Au lieu de cela, on constante que le mouvement enclenché prend de jour en jour de l’ampleur avec le boycott des examens de spécialité. Des manifestations des résidents de Constantine et d’Oran ont pris le relais en espérant donner un nouveau souffle. Les autres villes hospitalo-universitaires sont aussi à l’écoute de la suite à donner à leurs protestations. Le bras de force risque de durer et n’est pas prêt de fléchir sauf si les autorités concernées décideraient de prendre les choses en mains et entameraient des négociations pour le bien de tout le monde pourvu que la santé du citoyen serait au milieu de toutes les préoccupations et que les médecins verraient leurs revendications satisfaites et que les intérêts du service public seraient sauvegardés et renforcés.
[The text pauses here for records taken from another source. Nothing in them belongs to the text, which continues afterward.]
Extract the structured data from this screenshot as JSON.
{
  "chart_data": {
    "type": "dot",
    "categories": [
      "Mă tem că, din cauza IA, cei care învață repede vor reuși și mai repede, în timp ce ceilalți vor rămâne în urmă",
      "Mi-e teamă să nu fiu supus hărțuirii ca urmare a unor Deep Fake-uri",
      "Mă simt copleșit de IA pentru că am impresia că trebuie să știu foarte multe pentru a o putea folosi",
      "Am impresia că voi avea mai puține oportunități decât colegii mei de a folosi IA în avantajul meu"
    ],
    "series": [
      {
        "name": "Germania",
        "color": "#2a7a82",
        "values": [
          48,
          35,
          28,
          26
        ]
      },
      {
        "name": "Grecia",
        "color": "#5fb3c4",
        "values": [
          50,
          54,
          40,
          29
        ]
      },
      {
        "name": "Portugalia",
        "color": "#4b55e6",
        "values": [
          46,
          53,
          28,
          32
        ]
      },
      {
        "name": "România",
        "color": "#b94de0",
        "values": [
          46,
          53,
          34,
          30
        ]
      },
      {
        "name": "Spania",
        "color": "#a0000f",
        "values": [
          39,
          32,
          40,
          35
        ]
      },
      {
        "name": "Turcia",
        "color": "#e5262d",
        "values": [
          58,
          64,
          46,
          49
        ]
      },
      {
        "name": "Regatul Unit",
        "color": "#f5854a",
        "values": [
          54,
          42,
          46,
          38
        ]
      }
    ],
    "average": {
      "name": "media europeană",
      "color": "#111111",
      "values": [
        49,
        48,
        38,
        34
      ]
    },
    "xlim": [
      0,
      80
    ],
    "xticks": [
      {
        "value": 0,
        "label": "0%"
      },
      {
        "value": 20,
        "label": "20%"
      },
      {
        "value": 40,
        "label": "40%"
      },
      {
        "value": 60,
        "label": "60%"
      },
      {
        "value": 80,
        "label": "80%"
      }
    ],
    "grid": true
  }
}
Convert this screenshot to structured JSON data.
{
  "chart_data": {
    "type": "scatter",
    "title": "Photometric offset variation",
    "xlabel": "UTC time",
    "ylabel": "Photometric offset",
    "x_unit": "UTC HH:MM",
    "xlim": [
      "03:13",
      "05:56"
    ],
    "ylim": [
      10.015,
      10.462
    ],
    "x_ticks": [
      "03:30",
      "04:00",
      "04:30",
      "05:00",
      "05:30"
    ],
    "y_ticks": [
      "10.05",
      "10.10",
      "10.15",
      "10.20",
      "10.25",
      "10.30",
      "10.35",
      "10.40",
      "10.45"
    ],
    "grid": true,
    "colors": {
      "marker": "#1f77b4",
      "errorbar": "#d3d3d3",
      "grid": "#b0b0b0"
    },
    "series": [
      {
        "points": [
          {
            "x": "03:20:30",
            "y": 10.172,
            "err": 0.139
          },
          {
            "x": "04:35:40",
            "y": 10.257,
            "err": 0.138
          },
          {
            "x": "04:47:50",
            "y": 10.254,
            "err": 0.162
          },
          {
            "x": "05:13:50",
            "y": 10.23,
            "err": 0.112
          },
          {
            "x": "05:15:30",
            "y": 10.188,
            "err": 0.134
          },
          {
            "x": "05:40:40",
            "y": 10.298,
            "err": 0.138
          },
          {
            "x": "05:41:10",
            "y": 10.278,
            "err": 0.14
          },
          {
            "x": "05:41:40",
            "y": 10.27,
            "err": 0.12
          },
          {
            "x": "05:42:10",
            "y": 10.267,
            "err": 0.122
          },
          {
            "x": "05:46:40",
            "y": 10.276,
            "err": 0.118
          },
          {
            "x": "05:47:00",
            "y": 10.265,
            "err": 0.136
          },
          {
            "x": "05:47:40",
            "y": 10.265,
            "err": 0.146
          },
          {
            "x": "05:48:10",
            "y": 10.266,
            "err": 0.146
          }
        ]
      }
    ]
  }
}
La démonstration de force de la manifestation nationale organisée par le CAMRA (Collectif Autonome des Médecins Résidents Algériens) le Mardi 8 Janvier 2018 à travers les boulevards d’Oran semble donner un souffle inépuisable à ce mouvement et au syndicalisme en général surtout loin de toute récupération politique et partisane et où seuls les intérêts socioprofessionnels priment. Il y a longtemps qu’on n’a pas vu une telle mobilisation qui s’est déroulée sans qu’aucun incident ne soit provoqué. Ils étaient venus par leurs propres moyens de tous les coins d’Algérie, ni par bus et le repas payés aux frais du trésor public. Ils étaient tout juste animés de leurs propres convictions, tous unis derrière leur syndicat plus que soudé. Cela prouve que l’espoir est permis lorsque les syndicats et les formations politiques ne connaissent par de mouvements de redressements programmés.
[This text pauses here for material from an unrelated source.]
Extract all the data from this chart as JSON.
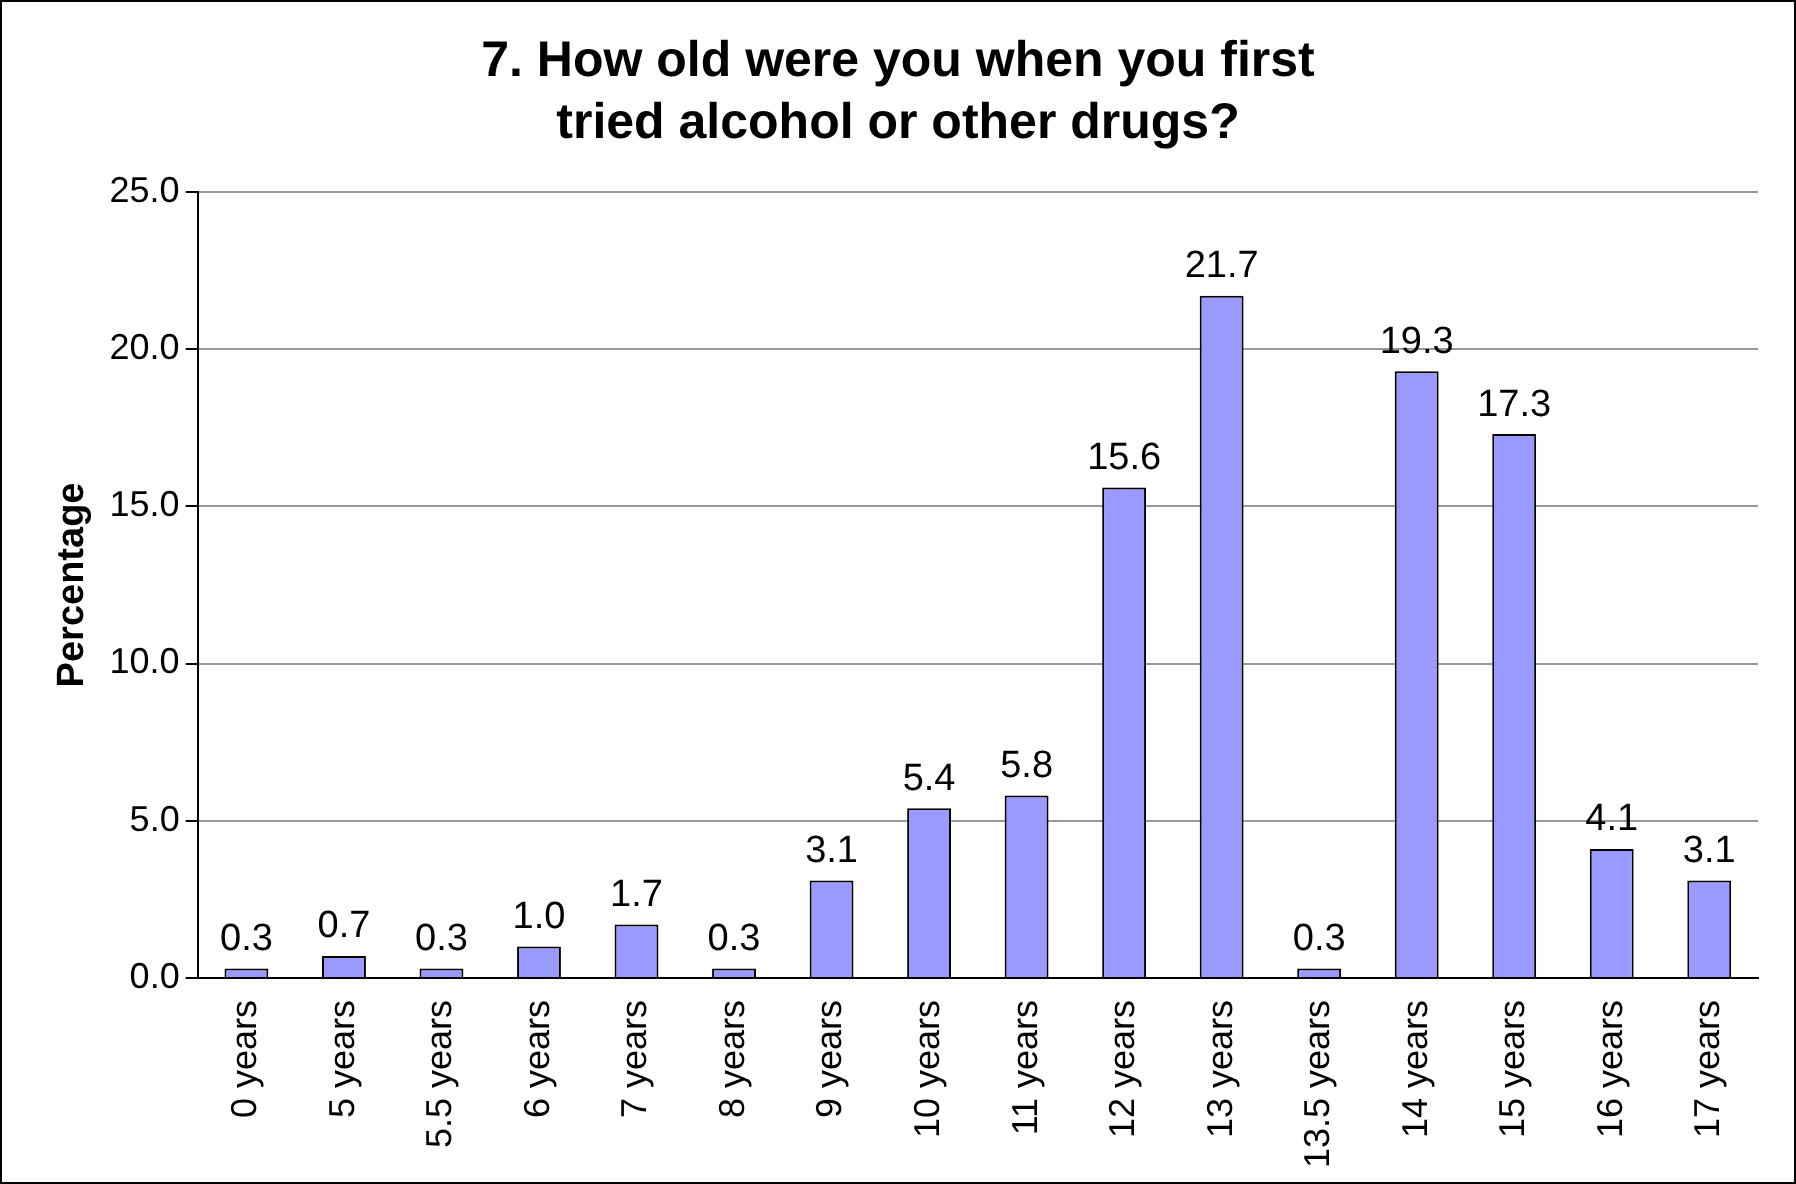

Les points exprimés par le collectif des médecins résidents démontrent du malaise dans lequel se débat la santé en Algérie. Un algérien sensé ne pourra renier les efforts qui sont consentis dans ce secteur mais ils restent très en-deçà des moyens et de la position que veut occuper le pays comme un des leaders incontournables du continent africain et l’un des pays émergents si j’ose dire. Il suffit d’y aller au hasard dans un hôpital quelconque du pays pour se rendre compte que nul n’est invulnérable, peut tomber malade et se retrouver dans de tels mouroirs. Les images qui de temps à autres circulent à travers le net nous laissent perplexes surtout en matière de propreté (je veux dire plutôt saleté) et d’accueil des malades gisant à même le sol contrairement aux cliniques privées qui assurent au moins la propreté mais votre portefeuille est mis à rudes épreuves sans la protection sociale sauf en de rares exceptions.

Il est inconcevable qu’après plus de 55 années de l’indépendance que le personnel politique, les différentes autorités locales et nationales et les plus fortunés pensent d’abord au moindre petit pépin à aller se soigner en premier lieu en France et l’idée d’aller faire une consultation dans un hôpital public n’effleure jamais leurs esprits. Tant que ce doute subsiste, la santé publique, un des trois piliers fondamentaux du pays à l’instar de l’éducation et de la justice, ne pourrait jamais se redresser sans une véritable et pérenne volonté politique.

Je ne terminerai pas ce papier sans rendre hommage à une très chère personne, hospitalo-universitaire qui est disparu en ce même 3 Janvier et qui a été un voisin apprécié, un collègue d’université exemplaire et un ami disponible en toutes circonstances, en l’occurrence le regretté Professeur Senouci Bradaï. Le Doyen de la faculté de médecine de l’université Djillali Liabès de Sidi Bel Bel Abbès qu’il fut, est parti après qu’une maladie l’ait emporté et ait frappé soudainement sa famille, ses amis et ses collègues. Que Dieu apporte le remède pour les apaiser dans leur deuil et que l’Université algérienne et la santé comblent le vide laissé. Allah Yerhmou. Sincères condoléances aux siens.